|
I know that if I integrate probabilitlity $|\psi|^2$ over a whole volume $V$ I am supposed to get 1. This equation describes this. $$\int \limits^{}_{V} \left|\psi \right|^2 \, \textrm{d} V = 1\\$$ How would we calculate a normalisation factor $\psi_0$ for two simple wave functions like: $$ \begin{split} \psi &= \psi_0 \sin(kx-\omega t)\\ \psi &= \psi_0 e^{i(kx-\omega t)} \end{split} $$ I know this is quite a basic question, but I have to straighten this out so I can continue reading QM. |
||||
|
|
Jerry Schirmer's answer applies in an infinite space. If you put the system in a box there is no problem: the normalized wavefunction is $\mathrm{e}^{ikx}/\sqrt{V}$. This is the usual theoretical device to make everything nice and well behaved. Then we take the limit $V\rightarrow\infty$ at the end of the day and, if we've done our job correctly, all of the $V$ dependence should drop out of the final answer. It's not too unreasonable either, since we don't actually know that the universe is infinite.
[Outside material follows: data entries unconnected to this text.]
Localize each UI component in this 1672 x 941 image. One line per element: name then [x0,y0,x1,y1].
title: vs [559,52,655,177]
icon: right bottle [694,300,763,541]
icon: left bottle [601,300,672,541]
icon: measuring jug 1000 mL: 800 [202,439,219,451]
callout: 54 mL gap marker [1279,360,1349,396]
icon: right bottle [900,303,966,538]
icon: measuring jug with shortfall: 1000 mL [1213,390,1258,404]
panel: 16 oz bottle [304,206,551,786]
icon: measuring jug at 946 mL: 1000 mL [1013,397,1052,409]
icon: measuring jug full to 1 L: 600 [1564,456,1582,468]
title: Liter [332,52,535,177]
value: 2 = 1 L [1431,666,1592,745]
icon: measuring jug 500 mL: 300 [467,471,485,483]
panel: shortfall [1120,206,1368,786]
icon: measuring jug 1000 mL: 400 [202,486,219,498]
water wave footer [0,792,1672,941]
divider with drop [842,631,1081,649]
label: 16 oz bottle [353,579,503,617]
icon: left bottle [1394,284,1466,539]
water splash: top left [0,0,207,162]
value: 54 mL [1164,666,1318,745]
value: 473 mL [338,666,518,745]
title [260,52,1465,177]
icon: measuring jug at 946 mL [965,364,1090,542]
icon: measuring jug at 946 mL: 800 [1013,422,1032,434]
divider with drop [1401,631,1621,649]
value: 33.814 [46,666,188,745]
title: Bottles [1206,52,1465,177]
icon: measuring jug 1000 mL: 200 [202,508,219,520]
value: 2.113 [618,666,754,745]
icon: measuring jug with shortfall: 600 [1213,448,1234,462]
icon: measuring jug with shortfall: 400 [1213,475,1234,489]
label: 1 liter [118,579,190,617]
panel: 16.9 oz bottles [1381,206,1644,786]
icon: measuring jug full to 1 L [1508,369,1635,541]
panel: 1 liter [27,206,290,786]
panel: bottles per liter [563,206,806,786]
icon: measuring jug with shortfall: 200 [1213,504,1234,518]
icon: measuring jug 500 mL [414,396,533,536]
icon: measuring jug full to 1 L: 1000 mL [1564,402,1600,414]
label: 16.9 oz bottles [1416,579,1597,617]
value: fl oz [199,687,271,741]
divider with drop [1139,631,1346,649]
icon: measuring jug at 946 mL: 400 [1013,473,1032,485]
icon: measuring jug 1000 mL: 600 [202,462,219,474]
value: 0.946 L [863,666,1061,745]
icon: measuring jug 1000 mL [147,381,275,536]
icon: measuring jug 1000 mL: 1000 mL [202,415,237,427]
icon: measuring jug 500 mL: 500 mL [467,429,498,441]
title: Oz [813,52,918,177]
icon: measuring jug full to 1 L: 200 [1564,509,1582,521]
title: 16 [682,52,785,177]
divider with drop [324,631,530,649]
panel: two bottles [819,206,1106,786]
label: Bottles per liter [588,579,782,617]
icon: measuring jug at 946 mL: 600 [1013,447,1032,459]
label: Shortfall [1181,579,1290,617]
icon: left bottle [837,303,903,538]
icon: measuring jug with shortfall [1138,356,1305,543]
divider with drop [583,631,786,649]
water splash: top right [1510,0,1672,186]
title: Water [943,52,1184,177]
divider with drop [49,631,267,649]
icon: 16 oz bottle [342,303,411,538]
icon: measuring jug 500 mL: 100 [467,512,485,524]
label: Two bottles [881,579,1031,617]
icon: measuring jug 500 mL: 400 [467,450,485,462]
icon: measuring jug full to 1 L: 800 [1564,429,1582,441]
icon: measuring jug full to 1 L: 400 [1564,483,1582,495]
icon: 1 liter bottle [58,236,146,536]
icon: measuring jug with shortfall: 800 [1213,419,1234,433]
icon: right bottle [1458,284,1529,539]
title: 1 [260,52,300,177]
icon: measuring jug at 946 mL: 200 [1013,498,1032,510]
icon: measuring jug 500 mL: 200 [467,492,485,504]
Infinite for all practical purposes might as well just be a big box. EDIT in response to comments: Assume we operate in a box of volume $V$ (in any number of dimensions - interpret as length, area or volume as appropriate). We want to find the normalisation factor $N$ for the wavefunction $\psi = N \mathrm{e}^{i\vec{k}\cdot\vec{x}}$. So we calculate the norm of the wavefunction, which must be equal to one: $$ \begin{array}{lcl} 1 &=& \int\mathrm{d}x\ \psi^\star \psi \\ &=& \int\mathrm{d}x\ N^\star N \\ &=& \left| N \right|^2 V \end{array}$$ So $N$ has a magnitude of $1/\sqrt{V}$ and an arbitrary phase which can be chosen to make it real and positive. |
||||
|
|
You can't, really. In the continuum, the "free particle wavefunction" is an abstraction to make the math easier. In a real context, you'd talk about a Wave envelope $\phi(x) = \int dk A(k)e^{ikx}$, where $A(k)$ is a bounded function that guarantees that $\int\phi^{*}\phi$ is finite and normalizable. Note that this is the generalization to the continuum of saying that $\phi(x) = \sum a_{i}\phi_{i}$, where the $\phi_{i}$ are the eigenstates of the Hamiltonian. It's just that, in the continuum, we have an infinite number of eigenstates. |
||||
|
|
|
This is mostly a comment but I feel it's important enough that it warrants some space as an answer. Note carefully that the wavefunction $\psi=\psi_0 \sin(kx-\omega t)$ is not a solution to the free-particle Schrödinger equation. This is easy to see mathematically. The kinetic term, $-\frac{\partial^2}{\partial x^2}$, will return a sine term, while the single time derivative in the total energy term will return a cosine. These can never be proportional. More physically, you can decompose that wavefunction into two complex exponentials, as $\psi=\frac1{2i}\psi_0(e^{i(kx-\omega t)}-e^{-i(kx-\omega t)})$. The first term is OK, but the second one simply isn't: it's a plane wave going to the left (which is ok) multiplied by the phase $e^{+i\omega t}$. This phase represents a negative energy, which is not physical in a free particle with purely positive kinetic energy. Sine-like wavefunctions do happen in quantum theory, most notably for the infinite square well. There the energy eigenfunctions are of the form $\sin(n\pi x/L)$ to vanish at $x=0$ and $x=L$, but the time dependence is $$\psi_n(x,t)=A_n\sin\left(\frac{n\pi}{L}x\right)e^{-i\omega_n t},$$ and the total energy is positive. Beware! |
|||
|
|